If ESRI wasn’t ESRI they would want to put out a ‘fun’ meme type response. But ESRI being ESRI will ignore it.
ESRI is trying to get into Autodesk’s space. Otherwise, what is the whole ‘GeoDesign’ summit about? Jack wants GIS as a design tool, not just an analysis tool. Design is what Autodesk is all about. In my opinion, design and analysis is what used to separate the CAD and GIS worlds. BIM is mixing these worlds as never before and ESRI is trying not to loose ground and even expand upon it.
As far as Google Maps/Earth goes, think of the Long Tail. GM/E is the head of the tail. ESRI is the long tail. Google will support what 90% of what people will want to do with a map – place finding and transportation routing. ESRI and others will live in the rest of the 10% and do everything else. And to do so, ESRI will need much better industrial-strength applications, with more arcane and specialist orientated tools. ESRI should leave the ‘dots on the map’ and ‘find my closest Walmart’ to Google. It’s a big geospatial world, and that 10% ain’t that small. In the end, its usually the specialists that make the money.
The idea that ESRI will overtake CAD in the BIM space is laughable. With what tools? Ever tried to render a BIM in 3D inside ESRI software?

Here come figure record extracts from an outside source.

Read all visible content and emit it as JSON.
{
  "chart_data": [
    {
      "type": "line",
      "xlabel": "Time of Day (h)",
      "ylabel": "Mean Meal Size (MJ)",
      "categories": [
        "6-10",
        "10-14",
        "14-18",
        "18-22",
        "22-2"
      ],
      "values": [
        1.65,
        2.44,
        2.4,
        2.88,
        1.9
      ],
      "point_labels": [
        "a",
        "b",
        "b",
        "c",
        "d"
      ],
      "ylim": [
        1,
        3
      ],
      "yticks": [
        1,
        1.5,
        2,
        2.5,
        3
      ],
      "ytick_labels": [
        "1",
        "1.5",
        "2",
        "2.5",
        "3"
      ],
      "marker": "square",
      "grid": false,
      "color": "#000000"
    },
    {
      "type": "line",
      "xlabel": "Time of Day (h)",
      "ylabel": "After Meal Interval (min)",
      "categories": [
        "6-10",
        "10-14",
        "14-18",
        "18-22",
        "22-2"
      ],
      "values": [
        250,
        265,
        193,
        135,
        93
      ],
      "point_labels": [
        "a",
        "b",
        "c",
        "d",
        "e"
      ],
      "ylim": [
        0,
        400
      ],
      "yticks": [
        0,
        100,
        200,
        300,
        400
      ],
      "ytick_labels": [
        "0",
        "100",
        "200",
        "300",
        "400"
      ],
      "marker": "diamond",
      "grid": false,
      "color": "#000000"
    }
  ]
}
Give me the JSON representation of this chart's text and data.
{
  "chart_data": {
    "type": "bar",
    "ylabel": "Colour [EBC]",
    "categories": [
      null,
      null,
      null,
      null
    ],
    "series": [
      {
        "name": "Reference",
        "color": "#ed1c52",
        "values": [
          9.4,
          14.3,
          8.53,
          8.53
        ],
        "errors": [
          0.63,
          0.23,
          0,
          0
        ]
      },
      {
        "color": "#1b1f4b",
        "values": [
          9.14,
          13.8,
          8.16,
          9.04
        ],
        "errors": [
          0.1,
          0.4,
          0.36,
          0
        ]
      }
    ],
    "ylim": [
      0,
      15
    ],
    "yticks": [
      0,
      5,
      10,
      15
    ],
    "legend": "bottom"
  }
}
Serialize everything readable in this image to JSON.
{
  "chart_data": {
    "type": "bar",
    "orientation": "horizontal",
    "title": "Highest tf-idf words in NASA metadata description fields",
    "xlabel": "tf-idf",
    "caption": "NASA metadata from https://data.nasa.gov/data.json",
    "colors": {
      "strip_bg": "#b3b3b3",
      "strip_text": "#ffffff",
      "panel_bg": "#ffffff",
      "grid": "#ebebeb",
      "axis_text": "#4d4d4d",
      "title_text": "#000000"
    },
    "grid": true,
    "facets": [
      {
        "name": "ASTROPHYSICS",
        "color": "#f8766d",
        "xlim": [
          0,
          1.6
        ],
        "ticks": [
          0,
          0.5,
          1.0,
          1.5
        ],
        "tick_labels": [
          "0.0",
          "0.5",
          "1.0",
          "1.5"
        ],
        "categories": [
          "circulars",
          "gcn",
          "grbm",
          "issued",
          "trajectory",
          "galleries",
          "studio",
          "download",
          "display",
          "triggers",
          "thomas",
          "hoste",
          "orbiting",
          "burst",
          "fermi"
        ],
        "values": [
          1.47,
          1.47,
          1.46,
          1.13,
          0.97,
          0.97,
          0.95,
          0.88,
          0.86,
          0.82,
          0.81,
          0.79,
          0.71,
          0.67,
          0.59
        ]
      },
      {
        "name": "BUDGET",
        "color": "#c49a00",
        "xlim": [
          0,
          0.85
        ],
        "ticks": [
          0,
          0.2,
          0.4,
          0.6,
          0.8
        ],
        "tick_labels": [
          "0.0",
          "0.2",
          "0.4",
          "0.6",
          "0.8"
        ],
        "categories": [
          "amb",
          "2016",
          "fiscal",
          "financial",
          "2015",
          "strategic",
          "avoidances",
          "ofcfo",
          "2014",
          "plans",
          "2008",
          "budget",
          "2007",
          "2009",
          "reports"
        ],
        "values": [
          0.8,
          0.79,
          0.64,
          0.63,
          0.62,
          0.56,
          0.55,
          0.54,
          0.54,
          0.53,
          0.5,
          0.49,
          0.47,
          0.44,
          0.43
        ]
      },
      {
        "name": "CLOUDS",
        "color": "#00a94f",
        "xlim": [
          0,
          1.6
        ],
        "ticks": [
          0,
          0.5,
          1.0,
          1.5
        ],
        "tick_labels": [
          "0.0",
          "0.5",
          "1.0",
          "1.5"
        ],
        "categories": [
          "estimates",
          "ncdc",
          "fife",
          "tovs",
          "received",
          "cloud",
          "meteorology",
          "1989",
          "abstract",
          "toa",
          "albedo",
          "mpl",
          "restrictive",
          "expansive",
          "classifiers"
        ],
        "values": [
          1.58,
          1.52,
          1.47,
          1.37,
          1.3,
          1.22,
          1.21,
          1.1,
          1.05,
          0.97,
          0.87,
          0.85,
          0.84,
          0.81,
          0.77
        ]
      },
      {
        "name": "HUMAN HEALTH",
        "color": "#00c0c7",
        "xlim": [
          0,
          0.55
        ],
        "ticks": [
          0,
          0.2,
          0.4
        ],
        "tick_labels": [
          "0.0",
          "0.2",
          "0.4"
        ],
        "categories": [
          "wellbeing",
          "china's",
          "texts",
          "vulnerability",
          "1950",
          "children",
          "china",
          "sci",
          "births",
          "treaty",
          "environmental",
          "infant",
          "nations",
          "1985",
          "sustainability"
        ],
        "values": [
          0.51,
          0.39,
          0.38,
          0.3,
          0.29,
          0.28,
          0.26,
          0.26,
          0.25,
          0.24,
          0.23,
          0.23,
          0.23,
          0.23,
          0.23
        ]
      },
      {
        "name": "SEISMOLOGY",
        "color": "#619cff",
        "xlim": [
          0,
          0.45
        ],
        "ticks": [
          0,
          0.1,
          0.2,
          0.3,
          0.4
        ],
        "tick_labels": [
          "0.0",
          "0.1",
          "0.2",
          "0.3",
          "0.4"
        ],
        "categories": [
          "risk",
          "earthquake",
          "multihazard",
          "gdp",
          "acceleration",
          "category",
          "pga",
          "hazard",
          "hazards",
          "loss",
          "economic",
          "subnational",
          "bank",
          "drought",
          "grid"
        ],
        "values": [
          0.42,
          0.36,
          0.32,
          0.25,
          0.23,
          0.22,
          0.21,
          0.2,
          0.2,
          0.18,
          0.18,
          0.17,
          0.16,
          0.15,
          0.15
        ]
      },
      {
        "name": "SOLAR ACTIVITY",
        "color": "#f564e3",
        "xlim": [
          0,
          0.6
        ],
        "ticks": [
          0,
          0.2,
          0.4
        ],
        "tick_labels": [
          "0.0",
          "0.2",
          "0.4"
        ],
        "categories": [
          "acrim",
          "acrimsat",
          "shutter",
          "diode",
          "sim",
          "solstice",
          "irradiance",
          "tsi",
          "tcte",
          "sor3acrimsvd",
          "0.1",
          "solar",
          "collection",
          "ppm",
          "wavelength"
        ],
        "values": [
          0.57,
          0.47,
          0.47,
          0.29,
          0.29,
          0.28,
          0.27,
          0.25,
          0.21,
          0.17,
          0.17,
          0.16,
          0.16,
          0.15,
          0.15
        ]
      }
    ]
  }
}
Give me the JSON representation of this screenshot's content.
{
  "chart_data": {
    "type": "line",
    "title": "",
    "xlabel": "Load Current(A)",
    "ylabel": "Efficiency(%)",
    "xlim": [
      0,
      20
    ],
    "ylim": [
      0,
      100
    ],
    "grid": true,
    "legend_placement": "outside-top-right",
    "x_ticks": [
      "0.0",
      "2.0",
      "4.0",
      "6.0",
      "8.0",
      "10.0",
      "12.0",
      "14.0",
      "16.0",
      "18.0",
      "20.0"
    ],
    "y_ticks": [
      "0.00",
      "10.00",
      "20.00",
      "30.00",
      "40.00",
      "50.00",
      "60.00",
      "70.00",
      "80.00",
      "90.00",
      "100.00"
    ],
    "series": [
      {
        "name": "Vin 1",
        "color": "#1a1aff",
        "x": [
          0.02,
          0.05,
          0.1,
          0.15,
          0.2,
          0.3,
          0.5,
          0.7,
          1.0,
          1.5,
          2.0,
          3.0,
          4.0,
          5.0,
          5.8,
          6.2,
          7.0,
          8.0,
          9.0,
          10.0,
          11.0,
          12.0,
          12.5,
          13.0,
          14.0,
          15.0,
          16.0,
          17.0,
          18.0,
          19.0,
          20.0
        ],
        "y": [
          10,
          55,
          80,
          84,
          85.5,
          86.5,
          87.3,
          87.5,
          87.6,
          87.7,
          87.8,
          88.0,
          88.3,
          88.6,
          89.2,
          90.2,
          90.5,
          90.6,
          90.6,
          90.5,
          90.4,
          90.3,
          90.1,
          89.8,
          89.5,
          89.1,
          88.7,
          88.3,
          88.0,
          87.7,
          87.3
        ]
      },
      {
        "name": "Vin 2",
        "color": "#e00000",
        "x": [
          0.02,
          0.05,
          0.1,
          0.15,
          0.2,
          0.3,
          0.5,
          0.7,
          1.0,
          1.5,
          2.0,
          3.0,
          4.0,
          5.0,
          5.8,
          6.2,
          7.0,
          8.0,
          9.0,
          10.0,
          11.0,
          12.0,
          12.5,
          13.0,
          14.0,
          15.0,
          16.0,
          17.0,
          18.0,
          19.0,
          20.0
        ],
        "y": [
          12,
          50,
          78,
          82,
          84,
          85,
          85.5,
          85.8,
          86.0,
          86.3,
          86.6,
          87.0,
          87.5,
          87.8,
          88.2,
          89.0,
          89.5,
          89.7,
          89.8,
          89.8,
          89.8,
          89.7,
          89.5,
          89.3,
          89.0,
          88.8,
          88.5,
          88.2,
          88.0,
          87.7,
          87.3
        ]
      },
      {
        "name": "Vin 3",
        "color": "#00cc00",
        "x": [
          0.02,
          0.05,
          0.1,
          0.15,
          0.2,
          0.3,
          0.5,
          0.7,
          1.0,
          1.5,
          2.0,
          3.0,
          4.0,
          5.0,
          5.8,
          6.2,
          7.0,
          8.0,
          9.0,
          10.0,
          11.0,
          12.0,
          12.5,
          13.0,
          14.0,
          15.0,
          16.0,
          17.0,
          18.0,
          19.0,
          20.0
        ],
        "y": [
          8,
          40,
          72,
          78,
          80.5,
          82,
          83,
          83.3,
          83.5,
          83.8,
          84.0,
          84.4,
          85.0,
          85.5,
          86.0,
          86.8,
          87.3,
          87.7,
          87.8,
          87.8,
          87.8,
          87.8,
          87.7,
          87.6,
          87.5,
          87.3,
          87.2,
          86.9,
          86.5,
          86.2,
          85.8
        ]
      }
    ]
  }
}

The foray into BIM is a fools errand until ESRI has something to put on the table that’s even remotely as capable as the tools that are already in place.
There’s much noise and commotion about it, but in the end it’s just a silly idea that has as much future as PC ArcInfo ever did.
And Hitler isn’t even trying to use ArcGIS Server! This needs to have another version describing the woes of trying to run ArcGIS Server on a Unix platform. Once we finally got it to run (it took weeks of ESRI on-site support), we found out that our tile cache would take 4 months to completely generate!
Thank goodness for open source projects like Geoserver!
I *KNEW* I had saved all those old aml’s for some good reason!
greatest video! Funnier than while at an ESRI/ MS GIS colloquium series, reviewing the ESRI Cartography Blog tracking page and seeing a ton of hits from Iran.